Mi hermana Jeanne tiene un juguete que le divierte mucho: una copa de madera en el extremo de un palo, con una pelota atada al palo con una cuerda. Lanza la pelota a lo alto y trata de cogerla con la copa. Sentí como si hubiera estado lanzando la pelota una y otra vez y, de repente, la capturase con el clic de madera contra madera.
Quizá el convento empezaba a afectarme. Si hubiera estado en cualquier otro sitio y hubiese descubierto una cosa así me habría puesto a gritar. Ahora, sin embargo, sentada en aquel tranquilo huerto, ni grité, ni le saqué los ojos a Marie-Céleste, ni lloré. Me limité a preguntar en voz baja:
– ¿Nicolas des Innocents es el padre de Claude?
Marie-Céleste asintió.
– Sólo estuvimos juntos una vez, cuando fue a ver a vuestro padre para algún encargo. Eso fue todo.
– Entonces, ¿por qué estabas con él en el patio el otro día? Para que le dieran una paliza, me pareció.
Marie-Céleste me miró con miedo y empezó otra vez a llorar.
Apreté los dientes.
– Basta. ¡Deja de llorar!
Tragó saliva, se secó los ojos y luego se sonó la nariz en la manga del vestido. Marie-Céleste es realmente muy estúpida. Si estuviéramos en París iría directamente al cepo -o algo todavía peor- por un delito así.

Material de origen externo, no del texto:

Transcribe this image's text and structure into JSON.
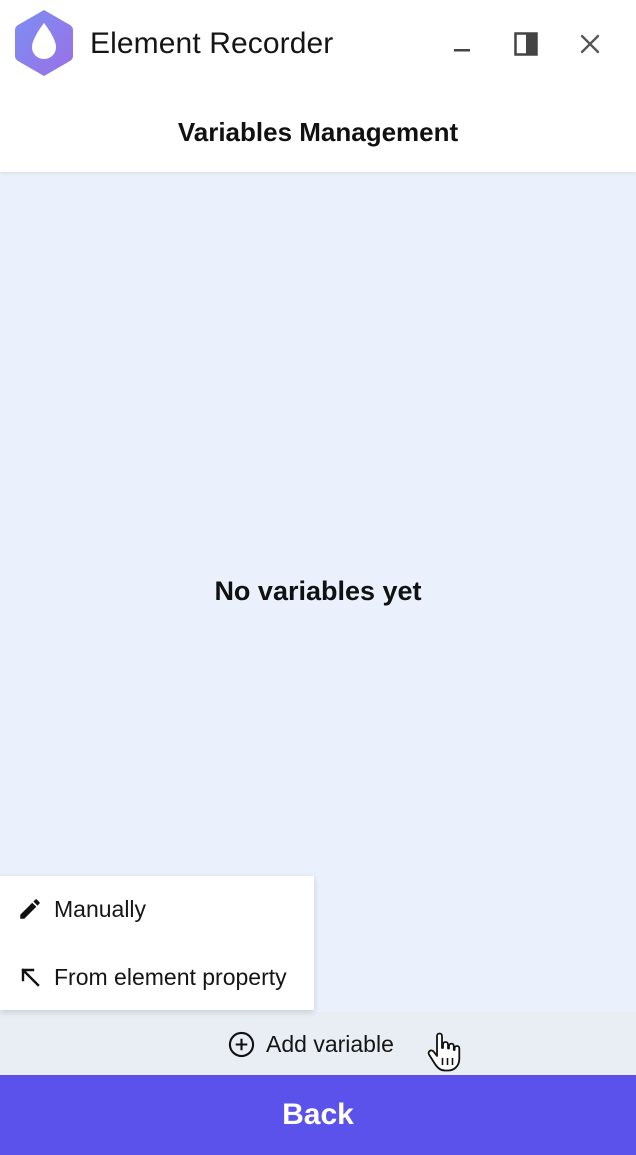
{
  "window": {
    "title": "Element Recorder",
    "logo_icon": "water-drop-hexagon-icon"
  },
  "header": {
    "title": "Variables Management"
  },
  "content": {
    "empty_message": "No variables yet"
  },
  "menu": {
    "items": [
      {
        "label": "Manually",
        "icon": "pencil-icon"
      },
      {
        "label": "From element property",
        "icon": "arrow-up-left-icon"
      }
    ]
  },
  "add_variable": {
    "label": "Add variable",
    "icon": "plus-circle-icon"
  },
  "footer": {
    "back_label": "Back"
  },
  "colors": {
    "accent": "#5b52eb",
    "content_background": "#eaf1fd",
    "logo_gradient_start": "#7b8ff2",
    "logo_gradient_end": "#9b6fe6"
  }
}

Pero yo estaba atrapada en el convento: no me era posible hacer nada para castigarla.
Algo parecido se le ocurrió también a ella, porque cuando dejó de llorar me miró de reojo.
– ¿Qué estáis haciendo aquí, mademoiselle? No me lo habéis dicho.
No podía, por supuesto, decirle nada de Nicolas. Marie-Céleste ignoraba lo que sentía por él y lo que había hecho con el, o lo que había intentado al menos, y que ella, en cambio, sí había hecho. Ahora me resultaba odiosa, pero no podía dejárselo ver. Tendría que dar la sensación de que estaba voluntariamente en el convento. Retomé el bordado, para tener algo que mirar todo el tiempo.
– Mamá y papá decidieron que me convenía pasar aquí los últimos meses antes de mis esponsales, para aprender mejor las enseñanzas de la Iglesia. Cuando una mujer se casa, pierde la pureza de su vida de doncella. Es importante que su espíritu siga siendo puro, que no se deje seducir por la carne y no se olvide de Nuestra Señora ni del sacrificio de Nuestro Señor Jesucristo en la cruz.
Hablé casi como mamá, aunque no con tanta convicción. Marie-Céleste no se lo creyó: lo noté enseguida porque puso los ojos en blanco. Aunque, por otra parte, había perdido la virginidad hacía mucho tiempo, y no le daba tanto valor a la suya como mi familia a la mía.
– Me preguntó por vos -anunció Marie-Céleste de repente.
– ¿Quién? -el corazón me latió más deprisa. Clavé con fuerza la aguja en el bordado.
Marie-Céleste miró, desaprobándola, la confusión que había logrado con los hilos. Extendió la mano y se lo entregué.
– Ese cabrón de artista -dijo, tirando de los hilos para desenredarlos-. Quería saber cómo ibais vestida y cuándo visitaríais a los Belleville.